New classrooms + social area = [math west]
By Diane Mar-Nicolle
The SFU math department is welcoming its students back to school with a new integrated learning and social space that encourages community-building.
Called [math west], the innovative facility near West Mall Complex will enable social learning, collaborative computing and community study.
Former mathematics department chair Manfred Trummer and mathematics professor David Muraki were deeply involved in envisioning the facility’s functionality. They say their goal was to create an academic and social hub where math students, and others, could congregate and collaborate.
“We recognize this is a commuter campus and most of our students have no habitual place to go,” says Muraki. “New majors often don’t know who their fellow students are.”
With [math west], Muraki and Trummer hope to change that.
The three adjoining classrooms, which cover almost 4,000 square feet, are outfitted with moveable tables and chairs, floor-to-ceiling whiteboard walls and large LCD monitors. One of the rooms even gives students a glimpse of a bank vault, a reminder of the days when a Bank of Nova Scotia occupied the space.
The social area adjoining the classrooms gives students somewhere to congregate for post-lecture discussions, participate in exam review sessions, do project work and engage with their tutorial assistants during open-space office hours.
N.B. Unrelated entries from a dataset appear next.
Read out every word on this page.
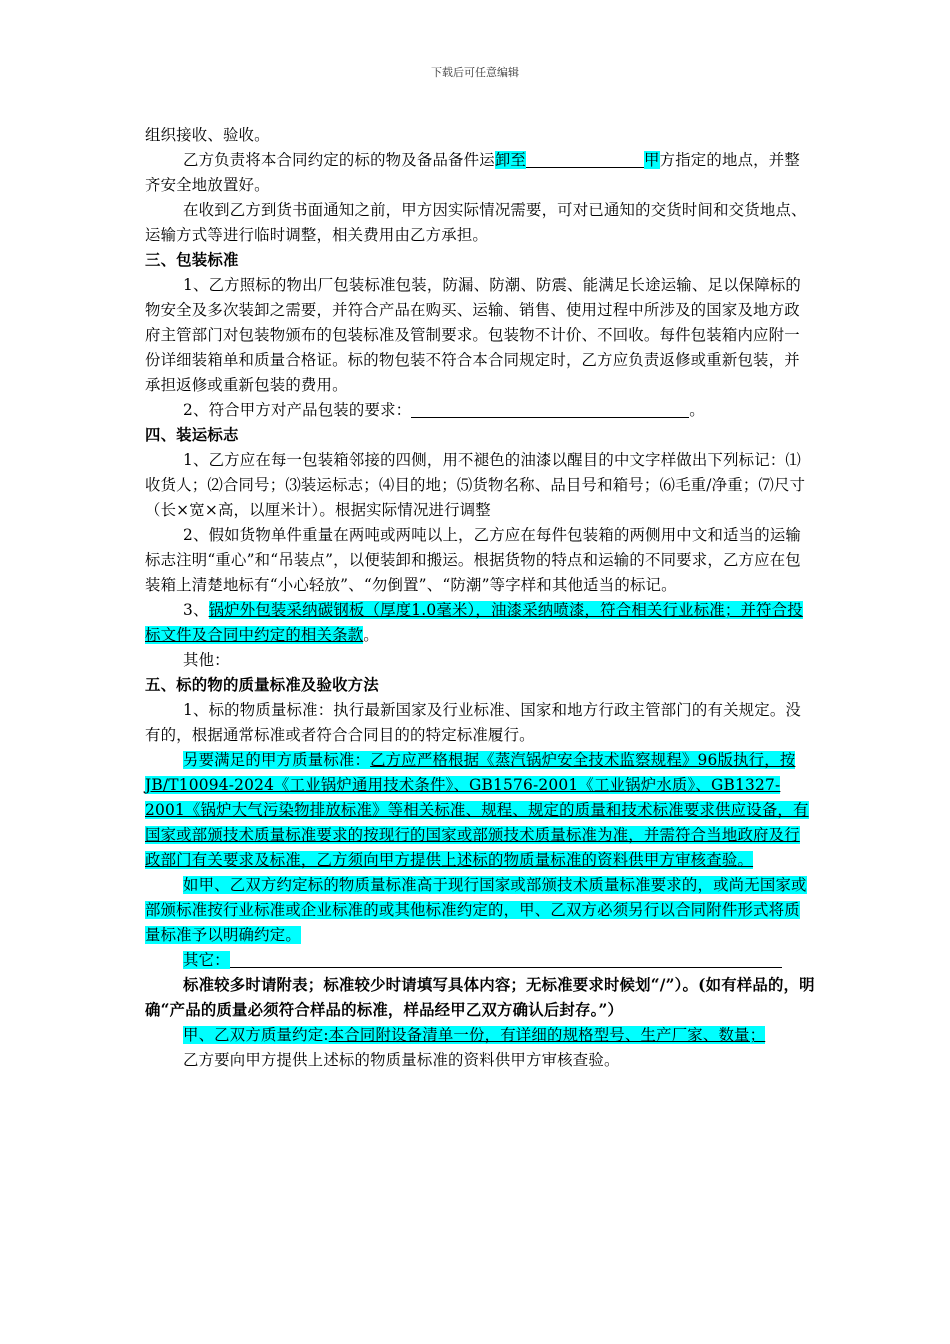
下载后可任意编辑

组织接收、验收。

乙方负责将本合同约定的标的物及备品备件运卸至	甲方指定的地点，并整齐安全地放置好。

在收到乙方到货书面通知之前，甲方因实际情况需要，可对已通知的交货时间和交货地点、运输方式等进行临时调整，相关费用由乙方承担。

三、包装标准

1、乙方照标的物出厂包装标准包装，防漏、防潮、防震、能满足长途运输、足以保障标的物安全及多次装卸之需要，并符合产品在购买、运输、销售、使用过程中所涉及的国家及地方政府主管部门对包装物颁布的包装标准及管制要求。包装物不计价、不回收。每件包装箱内应附一份详细装箱单和质量合格证。标的物包装不符合本合同规定时，乙方应负责返修或重新包装，并承担返修或重新包装的费用。

2、符合甲方对产品包装的要求：	。

四、装运标志

1、乙方应在每一包装箱邻接的四侧，用不褪色的油漆以醒目的中文字样做出下列标记：⑴收货人；⑵合同号；⑶装运标志；⑷目的地；⑸货物名称、品目号和箱号；⑹毛重/净重；⑺尺寸（长×宽×高，以厘米计）。根据实际情况进行调整

2、假如货物单件重量在两吨或两吨以上，乙方应在每件包装箱的两侧用中文和适当的运输标志注明“重心”和“吊装点”，以便装卸和搬运。根据货物的特点和运输的不同要求，乙方应在包装箱上清楚地标有“小心轻放”、“勿倒置”、“防潮”等字样和其他适当的标记。

3、锅炉外包装采纳碳钢板（厚度1.0毫米），油漆采纳喷漆，符合相关行业标准；并符合投标文件及合同中约定的相关条款。

其他：

五、标的物的质量标准及验收方法

1、标的物质量标准：执行最新国家及行业标准、国家和地方行政主管部门的有关规定。没有的，根据通常标准或者符合合同目的的特定标准履行。

另要满足的甲方质量标准：乙方应严格根据《蒸汽锅炉安全技术监察规程》96版执行，按JB/T10094-2024《工业锅炉通用技术条件》、GB1576-2001《工业锅炉水质》、GB1327-2001《锅炉大气污染物排放标准》等相关标准、规程、规定的质量和技术标准要求供应设备，有国家或部颁技术质量标准要求的按现行的国家或部颁技术质量标准为准，并需符合当地政府及行政部门有关要求及标准，乙方须向甲方提供上述标的物质量标准的资料供甲方审核查验。

如甲、乙双方约定标的物质量标准高于现行国家或部颁技术质量标准要求的，或尚无国家或部颁标准按行业标准或企业标准的或其他标准约定的，甲、乙双方必须另行以合同附件形式将质量标准予以明确约定。

其它：

标准较多时请附表；标准较少时请填写具体内容；无标准要求时候划“/”）。(如有样品的，明确“产品的质量必须符合样品的标准，样品经甲乙双方确认后封存。”）

甲、乙双方质量约定:本合同附设备清单一份，有详细的规格型号、生产厂家、数量；

乙方要向甲方提供上述标的物质量标准的资料供甲方审核查验。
Sean La, a fourth-year mathematics major, welcomes a place to informally gather with other students and says, “it will be a great boon to the math community to have an inviting space to gather.”
Muraki is delighted the new facility will give students a reason to stick around after class, but he’s also excited about how it will change the way mathematics is taught.
“Knowing what specialized tools and technology are available in the classroom allows us to put more energy into creative use of them,” he says.
Muraki hopes his department’s ‘grand experiment’ will encourage other departments to imagine similar spaces that foster community-building by integrating learning and social space.
He says, “This is about building community and slowly changing the culture at SFU.”